I ended up with an almost free Craftsman 12" band saw.  It needs a little work but has good wheels, bearings, guides, cast iron table, etc.

What I am looking for is some feedback, advice, what have you, regarding its potential resawing capability.  My needs are modest, just cutting up slabs into blanks for bottle stoppers, small bowls, etc. If I equip it with a 1/2 HP motor (a surplus motor I already have) and a nice Timberwolf 1/2" resaw blade how is it going to perform if I present it with a 3" or 4" piece of hard maple or cherry?  

Do any of you have, or have used a similar saw? Is a 1/2 HP saw going to do what I want?


----------



## bitshird (Sep 20, 2009)

tool-man said:


> I ended up with an almost free Craftsman 12" band saw.  It needs a little work but has good wheels, bearings, guides, cast iron table, etc.
> 
> What I am looking for is some feedback, advice, what have you, regarding its potential resawing capability.  My needs are modest, just cutting up slabs into blanks for bottle stoppers, small bowls, etc.
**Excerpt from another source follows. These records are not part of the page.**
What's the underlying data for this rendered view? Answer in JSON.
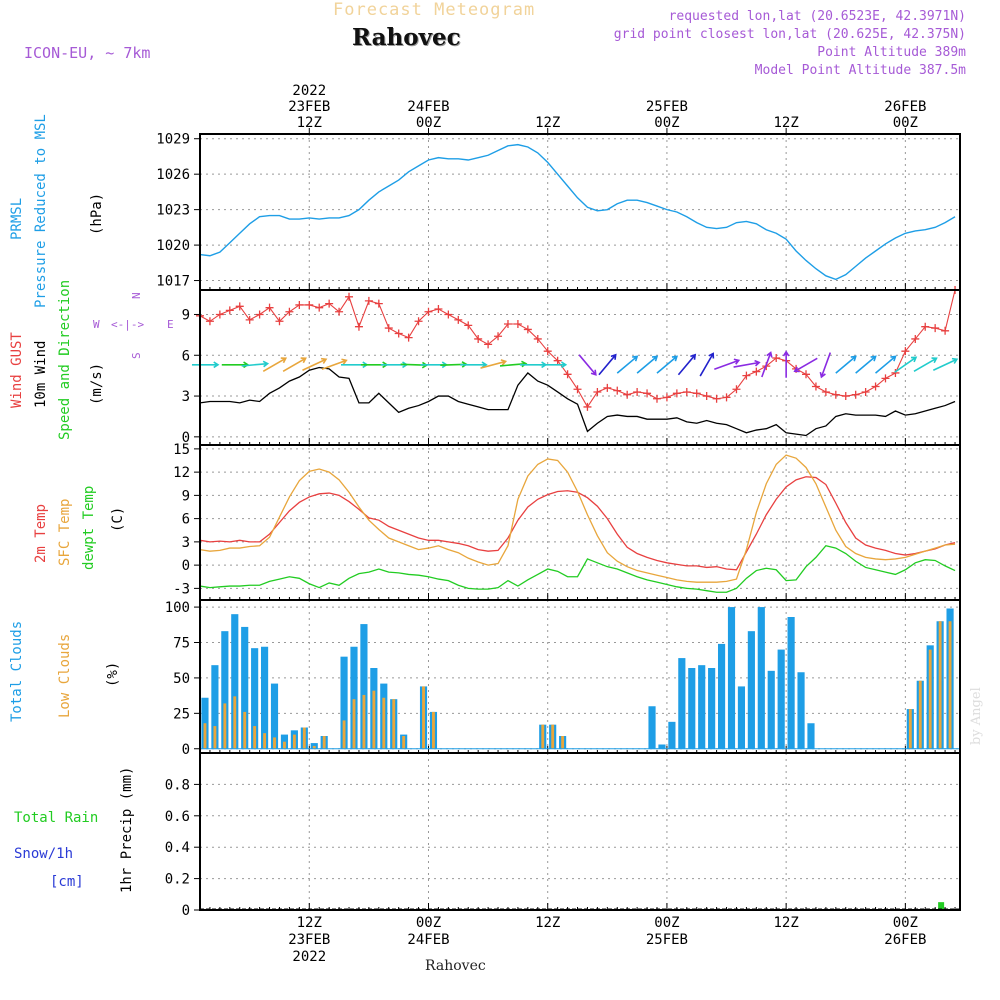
{
  "header": {
    "title": "Forecast Meteogram",
    "location": "Rahovec",
    "model": "ICON-EU, ~ 7km",
    "requested": "requested lon,lat (20.6523E, 42.3971N)",
    "gridpoint": "grid point closest lon,lat (20.625E, 42.375N)",
    "altitude": "Point Altitude 389m",
    "model_altitude": "Model Point Altitude 387.5m",
    "footer": "Rahovec",
    "credit": "by Angel"
  },
  "time_axis": {
    "top": [
      {
        "t": 18,
        "lines": [
          "2022",
          "23FEB",
          "12Z"
        ]
      },
      {
        "t": 30,
        "lines": [
          "24FEB",
          "00Z"
        ]
      },
      {
        "t": 42,
        "lines": [
          "12Z"
        ]
      },
      {
        "t": 54,
        "lines": [
          "25FEB",
          "00Z"
        ]
      },
      {
        "t": 66,
        "lines": [
          "12Z"
        ]
      },
      {
        "t": 78,
        "lines": [
          "26FEB",
          "00Z"
        ]
      }
    ],
    "bottom": [
      {
        "t": 18,
        "lines": [
          "12Z",
          "23FEB",
          "2022"
        ]
      },
      {
        "t": 30,
        "lines": [
          "00Z",
          "24FEB"
        ]
      },
      {
        "t": 42,
        "lines": [
          "12Z"
        ]
      },
      {
        "t": 54,
        "lines": [
          "00Z",
          "25FEB"
        ]
      },
      {
        "t": 66,
        "lines": [
          "12Z"
        ]
      },
      {
        "t": 78,
        "lines": [
          "00Z",
          "26FEB"
        ]
      }
    ]
  },
  "labels": {
    "prmsl": "PRMSL",
    "pressure": "Pressure Reduced to MSL",
    "hpa": "(hPa)",
    "gust": "Wind GUST",
    "wind10": "10m Wind",
    "speed_dir": "Speed and Direction",
    "ms": "(m/s)",
    "t2m": "2m Temp",
    "sfc": "SFC Temp",
    "dewpt": "dewpt Temp",
    "degc": "(C)",
    "total_clouds": "Total Clouds",
    "low_clouds": "Low Clouds",
    "pct": "(%)",
    "precip": "1hr Precip (mm)",
    "total_rain": "Total  Rain",
    "snow": "Snow/1h",
    "cm": "[cm]",
    "compass_n": "N",
    "compass_s": "S",
    "compass_w": "W",
    "compass_e": "E"
  },
  "chart_data": [
    {
      "type": "line",
      "name": "pressure",
      "ylabel": "(hPa)",
      "ylim": [
        1016.2,
        1029.4
      ],
      "yticks": [
        1017,
        1020,
        1023,
        1026,
        1029
      ],
      "xlim": [
        7,
        83.5
      ],
      "color": "#1e9ee6",
      "x": [
        7,
        8,
        9,
        10,
        11,
        12,
        13,
        14,
        15,
        16,
        17,
        18,
        19,
        20,
        21,
        22,
        23,
        24,
        25,
        26,
        27,
        28,
        29,
        30,
        31,
        32,
        33,
        34,
        35,
        36,
        37,
        38,
        39,
        40,
        41,
        42,
        43,
        44,
        45,
        46,
        47,
        48,
        49,
        50,
        51,
        52,
        53,
        54,
        55,
        56,
        57,
        58,
        59,
        60,
        61,
        62,
        63,
        64,
        65,
        66,
        67,
        68,
        69,
        70,
        71,
        72,
        73,
        74,
        75,
        76,
        77,
        78,
        79,
        80,
        81,
        82,
        83
      ],
      "values": [
        1019.2,
        1019.1,
        1019.4,
        1020.2,
        1021.0,
        1021.8,
        1022.4,
        1022.5,
        1022.5,
        1022.2,
        1022.2,
        1022.3,
        1022.2,
        1022.3,
        1022.3,
        1022.5,
        1023.0,
        1023.8,
        1024.5,
        1025.0,
        1025.5,
        1026.2,
        1026.7,
        1027.2,
        1027.4,
        1027.3,
        1027.3,
        1027.2,
        1027.4,
        1027.6,
        1028.0,
        1028.4,
        1028.5,
        1028.3,
        1027.8,
        1027.0,
        1026.0,
        1025.0,
        1024.0,
        1023.2,
        1022.9,
        1023.0,
        1023.5,
        1023.8,
        1023.8,
        1023.6,
        1023.3,
        1023.0,
        1022.8,
        1022.4,
        1021.9,
        1021.5,
        1021.4,
        1021.5,
        1021.9,
        1022.0,
        1021.8,
        1021.3,
        1021.0,
        1020.5,
        1019.5,
        1018.7,
        1018.0,
        1017.4,
        1017.1,
        1017.5,
        1018.2,
        1018.9,
        1019.5,
        1020.1,
        1020.6,
        1021.0,
        1021.2,
        1021.3,
        1021.5,
        1021.9,
        1022.4
      ]
    },
    {
      "type": "line",
      "name": "wind",
      "ylabel": "(m/s)",
      "ylim": [
        -0.6,
        10.8
      ],
      "yticks": [
        0,
        3,
        6,
        9
      ],
      "xlim": [
        7,
        83.5
      ],
      "series": [
        {
          "name": "Wind GUST",
          "color": "#e84040",
          "values": [
            8.9,
            8.5,
            9.0,
            9.3,
            9.6,
            8.6,
            9.0,
            9.5,
            8.5,
            9.2,
            9.7,
            9.7,
            9.5,
            9.8,
            9.2,
            10.3,
            8.1,
            10.0,
            9.8,
            8.0,
            7.6,
            7.3,
            8.5,
            9.2,
            9.4,
            9.0,
            8.6,
            8.2,
            7.2,
            6.8,
            7.4,
            8.3,
            8.3,
            7.9,
            7.2,
            6.3,
            5.6,
            4.6,
            3.5,
            2.2,
            3.3,
            3.6,
            3.4,
            3.1,
            3.3,
            3.2,
            2.8,
            2.9,
            3.2,
            3.3,
            3.2,
            3.0,
            2.8,
            2.9,
            3.5,
            4.5,
            4.8,
            5.2,
            5.8,
            5.6,
            5.0,
            4.6,
            3.7,
            3.3,
            3.1,
            3.0,
            3.1,
            3.3,
            3.7,
            4.3,
            4.7,
            6.3,
            7.2,
            8.1,
            8.0,
            7.8,
            10.8
          ]
        },
        {
          "name": "10m Wind",
          "color": "#000000",
          "values": [
            2.5,
            2.6,
            2.6,
            2.6,
            2.5,
            2.7,
            2.6,
            3.2,
            3.6,
            4.1,
            4.4,
            4.9,
            5.1,
            5.0,
            4.4,
            4.3,
            2.5,
            2.5,
            3.2,
            2.5,
            1.8,
            2.1,
            2.3,
            2.6,
            3.0,
            3.0,
            2.6,
            2.4,
            2.2,
            2.0,
            2.0,
            2.0,
            3.8,
            4.7,
            4.1,
            3.8,
            3.3,
            2.8,
            2.4,
            0.4,
            1.0,
            1.5,
            1.6,
            1.5,
            1.5,
            1.3,
            1.3,
            1.3,
            1.4,
            1.1,
            1.0,
            1.2,
            1.0,
            0.9,
            0.6,
            0.3,
            0.5,
            0.6,
            0.9,
            0.3,
            0.2,
            0.1,
            0.6,
            0.8,
            1.5,
            1.7,
            1.6,
            1.6,
            1.6,
            1.5,
            1.9,
            1.6,
            1.7,
            1.9,
            2.1,
            2.3,
            2.6
          ]
        }
      ]
    },
    {
      "type": "line",
      "name": "temperature",
      "ylabel": "(C)",
      "ylim": [
        -4.5,
        15.5
      ],
      "yticks": [
        -3,
        0,
        3,
        6,
        9,
        12,
        15
      ],
      "xlim": [
        7,
        83.5
      ],
      "series": [
        {
          "name": "2m Temp",
          "color": "#e84040",
          "values": [
            3.2,
            3.0,
            3.1,
            3.0,
            3.2,
            3.0,
            3.0,
            4.0,
            5.5,
            7.0,
            8.1,
            8.8,
            9.2,
            9.3,
            9.0,
            8.2,
            7.2,
            6.1,
            5.8,
            5.0,
            4.5,
            4.0,
            3.5,
            3.2,
            3.2,
            3.0,
            2.8,
            2.5,
            2.0,
            1.8,
            1.9,
            3.5,
            5.8,
            7.5,
            8.5,
            9.1,
            9.5,
            9.6,
            9.4,
            8.7,
            7.6,
            6.0,
            4.0,
            2.3,
            1.5,
            1.0,
            0.6,
            0.3,
            0.1,
            -0.1,
            -0.1,
            -0.3,
            -0.2,
            -0.5,
            -0.6,
            1.7,
            4.0,
            6.5,
            8.5,
            10.1,
            11.0,
            11.4,
            11.3,
            10.4,
            8.0,
            5.5,
            3.5,
            2.6,
            2.2,
            1.9,
            1.5,
            1.3,
            1.5,
            1.8,
            2.1,
            2.6,
            2.9
          ]
        },
        {
          "name": "SFC Temp",
          "color": "#e8a63c",
          "values": [
            2.0,
            1.8,
            1.9,
            2.2,
            2.2,
            2.4,
            2.5,
            3.6,
            6.2,
            8.8,
            10.9,
            12.1,
            12.4,
            12.0,
            11.0,
            9.4,
            7.5,
            5.8,
            4.6,
            3.5,
            3.0,
            2.5,
            2.0,
            2.2,
            2.5,
            2.0,
            1.6,
            0.9,
            0.4,
            0.0,
            0.2,
            2.5,
            8.5,
            11.5,
            13.0,
            13.7,
            13.5,
            12.0,
            9.5,
            6.5,
            3.8,
            1.6,
            0.5,
            -0.2,
            -0.7,
            -1.0,
            -1.3,
            -1.6,
            -1.9,
            -2.1,
            -2.2,
            -2.2,
            -2.2,
            -2.1,
            -1.8,
            2.0,
            6.8,
            10.5,
            13.0,
            14.2,
            13.8,
            12.6,
            10.5,
            7.5,
            4.5,
            2.4,
            1.5,
            1.0,
            0.8,
            0.7,
            0.8,
            1.0,
            1.4,
            1.8,
            2.2,
            2.6,
            2.7
          ]
        },
        {
          "name": "dewpt Temp",
          "color": "#22cc22",
          "values": [
            -2.7,
            -2.9,
            -2.8,
            -2.7,
            -2.7,
            -2.6,
            -2.6,
            -2.1,
            -1.8,
            -1.5,
            -1.7,
            -2.4,
            -2.9,
            -2.3,
            -2.6,
            -1.7,
            -1.1,
            -0.9,
            -0.5,
            -0.9,
            -1.0,
            -1.2,
            -1.3,
            -1.5,
            -1.8,
            -2.0,
            -2.6,
            -3.0,
            -3.1,
            -3.1,
            -2.9,
            -2.0,
            -2.7,
            -1.9,
            -1.2,
            -0.5,
            -0.8,
            -1.5,
            -1.5,
            0.8,
            0.3,
            -0.2,
            -0.5,
            -1.0,
            -1.5,
            -1.9,
            -2.2,
            -2.5,
            -2.8,
            -3.0,
            -3.1,
            -3.3,
            -3.5,
            -3.5,
            -3.0,
            -1.7,
            -0.7,
            -0.4,
            -0.6,
            -2.0,
            -1.9,
            -0.2,
            1.0,
            2.5,
            2.2,
            1.5,
            0.5,
            -0.3,
            -0.6,
            -0.9,
            -1.2,
            -0.6,
            0.3,
            0.7,
            0.6,
            -0.1,
            -0.7
          ]
        }
      ]
    },
    {
      "type": "bar",
      "name": "clouds",
      "ylabel": "(%)",
      "ylim": [
        -3,
        105
      ],
      "yticks": [
        0,
        25,
        50,
        75,
        100
      ],
      "xlim": [
        7,
        83.5
      ],
      "series": [
        {
          "name": "Total Clouds",
          "color": "#1e9ee6",
          "values": [
            36,
            59,
            83,
            95,
            86,
            71,
            72,
            46,
            10,
            13,
            15,
            4,
            9,
            0,
            65,
            72,
            88,
            57,
            46,
            35,
            10,
            0,
            44,
            26,
            0,
            0,
            0,
            0,
            0,
            0,
            0,
            0,
            0,
            0,
            17,
            17,
            9,
            0,
            0,
            0,
            0,
            0,
            0,
            0,
            0,
            30,
            3,
            19,
            64,
            57,
            59,
            57,
            74,
            100,
            44,
            83,
            100,
            55,
            70,
            93,
            54,
            18,
            0,
            0,
            0,
            0,
            0,
            0,
            0,
            0,
            0,
            28,
            48,
            73,
            90,
            99
          ]
        },
        {
          "name": "Low Clouds",
          "color": "#e8a63c",
          "values": [
            18,
            16,
            32,
            37,
            26,
            16,
            11,
            8,
            5,
            10,
            15,
            2,
            9,
            0,
            20,
            35,
            38,
            41,
            36,
            35,
            9,
            0,
            44,
            26,
            0,
            0,
            0,
            0,
            0,
            0,
            0,
            0,
            0,
            0,
            17,
            17,
            9,
            0,
            0,
            0,
            0,
            0,
            0,
            0,
            0,
            0,
            0,
            0,
            0,
            0,
            0,
            0,
            0,
            0,
            0,
            0,
            0,
            0,
            0,
            0,
            0,
            0,
            0,
            0,
            0,
            0,
            0,
            0,
            0,
            0,
            0,
            28,
            48,
            70,
            90,
            90
          ]
        }
      ]
    },
    {
      "type": "bar",
      "name": "precipitation",
      "ylabel": "1hr Precip (mm)",
      "ylim": [
        0,
        1.0
      ],
      "yticks": [
        0,
        0.2,
        0.4,
        0.6,
        0.8
      ],
      "xlim": [
        7,
        83.5
      ],
      "series": [
        {
          "name": "Total Rain",
          "color": "#22cc22",
          "x": [
            81.6
          ],
          "values": [
            0.05
          ]
        }
      ]
    }
  ],
  "wind_barbs": [
    {
      "t": 7.5,
      "color": "#22cccc",
      "dir": 270
    },
    {
      "t": 10.5,
      "color": "#22cc22",
      "dir": 270
    },
    {
      "t": 12.5,
      "color": "#22cccc",
      "dir": 265
    },
    {
      "t": 14.5,
      "color": "#e8a63c",
      "dir": 240
    },
    {
      "t": 16.5,
      "color": "#e8a63c",
      "dir": 240
    },
    {
      "t": 18.5,
      "color": "#e8a63c",
      "dir": 245
    },
    {
      "t": 20.5,
      "color": "#e8a63c",
      "dir": 250
    },
    {
      "t": 22.5,
      "color": "#22cccc",
      "dir": 270
    },
    {
      "t": 24.5,
      "color": "#22cc22",
      "dir": 270
    },
    {
      "t": 26.5,
      "color": "#22cccc",
      "dir": 270
    },
    {
      "t": 28.5,
      "color": "#22cc22",
      "dir": 272
    },
    {
      "t": 30.5,
      "color": "#22cccc",
      "dir": 270
    },
    {
      "t": 32.5,
      "color": "#22cc22",
      "dir": 268
    },
    {
      "t": 34.5,
      "color": "#22cccc",
      "dir": 270
    },
    {
      "t": 36.5,
      "color": "#e8a63c",
      "dir": 255
    },
    {
      "t": 38.5,
      "color": "#22cc22",
      "dir": 265
    },
    {
      "t": 40.5,
      "color": "#22cccc",
      "dir": 270
    },
    {
      "t": 42.5,
      "color": "#22cccc",
      "dir": 270
    },
    {
      "t": 46,
      "color": "#8a2be2",
      "dir": 320
    },
    {
      "t": 48,
      "color": "#2222cc",
      "dir": 220
    },
    {
      "t": 50,
      "color": "#1e9ee6",
      "dir": 230
    },
    {
      "t": 52,
      "color": "#1e9ee6",
      "dir": 230
    },
    {
      "t": 54,
      "color": "#1e9ee6",
      "dir": 230
    },
    {
      "t": 56,
      "color": "#2222cc",
      "dir": 220
    },
    {
      "t": 58,
      "color": "#2222cc",
      "dir": 210
    },
    {
      "t": 60,
      "color": "#8a2be2",
      "dir": 250
    },
    {
      "t": 62,
      "color": "#8a2be2",
      "dir": 260
    },
    {
      "t": 64,
      "color": "#8a2be2",
      "dir": 200
    },
    {
      "t": 66,
      "color": "#8a2be2",
      "dir": 180
    },
    {
      "t": 68,
      "color": "#8a2be2",
      "dir": 60
    },
    {
      "t": 70,
      "color": "#8a2be2",
      "dir": 20
    },
    {
      "t": 72,
      "color": "#1e9ee6",
      "dir": 230
    },
    {
      "t": 74,
      "color": "#1e9ee6",
      "dir": 230
    },
    {
      "t": 76,
      "color": "#1e9ee6",
      "dir": 230
    },
    {
      "t": 78,
      "color": "#22cccc",
      "dir": 235
    },
    {
      "t": 80,
      "color": "#22cccc",
      "dir": 240
    },
    {
      "t": 82,
      "color": "#22cccc",
      "dir": 245
    }
  ]
}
If I equip it with a 1/2 HP motor (a surplus motor I already have) and a nice Timberwolf 1/2" resaw blade how is it going to perform if I present it with a 3" or 4" piece of hard maple or cherry?
> 
> Do any of you have, or have used a similar saw? Is a 1/2 HP saw going to do what I want?



I have a 12 inch Craftsman although mine has an aluminum table, I put a ½ X 4 TPI Lenox blade and using the stock ½ hp motor, I’ve cut some dry 5 inch thick Black Walnut. I’d say with a timberwolf blade you should have no trouble cutting through 5 to 6 inch stock, the real problem I’ve found is a reliable fence, I’m making one with adjustment for the off end to make sure it runs perpendicular to the blade, just some machine screws on the back side so it can be adjusted right or left as needed ,


----------



## Rifleman1776 (Sep 21, 2009)

The 1/2" blade worked for Ken. That almost shut me up. I was going to suggest that, on a 12" bandsaw getting proper tension with anything bigger than a 3/8" would be problematic. I still reccomend a 3/8"X6tpi as a good all around for you. Resawing no thicker than 4" should be OK. Beyond that, you are stressing a small hobby machine.


----------



## jfoh (Sep 21, 2009)

The advantage that you have is that you do not need precise re-saw capability. Plus or minus an quarter inch is fine for what you are doing. Now if you were trying to re-saw wide stock and had to keep the tolerances below an eight inch you would be fighting a loosing battle.  Go slow and keep pressure to a minimum and your blade should have very little drift. You can not beat the price.


----------



## fernhills (Sep 23, 2009)

I have a 12" Craftsman BS. If you should go any bigger in what you are doing you might run into some walls. I find my BS performs great with 1/2" TW blade in it fine. I cut up blanks, fire wood size logs under 6" Dia. I also outfitted it with a sliding table and upgraded fence and it cuts very accurate. The only thing is, that i wished it would do and i think it is under powered to do is cut thick pieces with narrower blades so i good do more bandsaw boxes.  Carl


----------



## Bill Bulloch (Sep 23, 2009)

*Craftsman Bandsaw*

I had one for about 15 years; it was a sorry piece of equipment.  I got very little use out of it.  It wouldn't resaw very well, had way too much drift, and heavens forbid you try and cut a blank from a green timber.  It finally stopped running and I was glad.  I didn't even try to fix it just hauled it off to the dump and bought me a Delta from Lowes.  Happy every since.


----------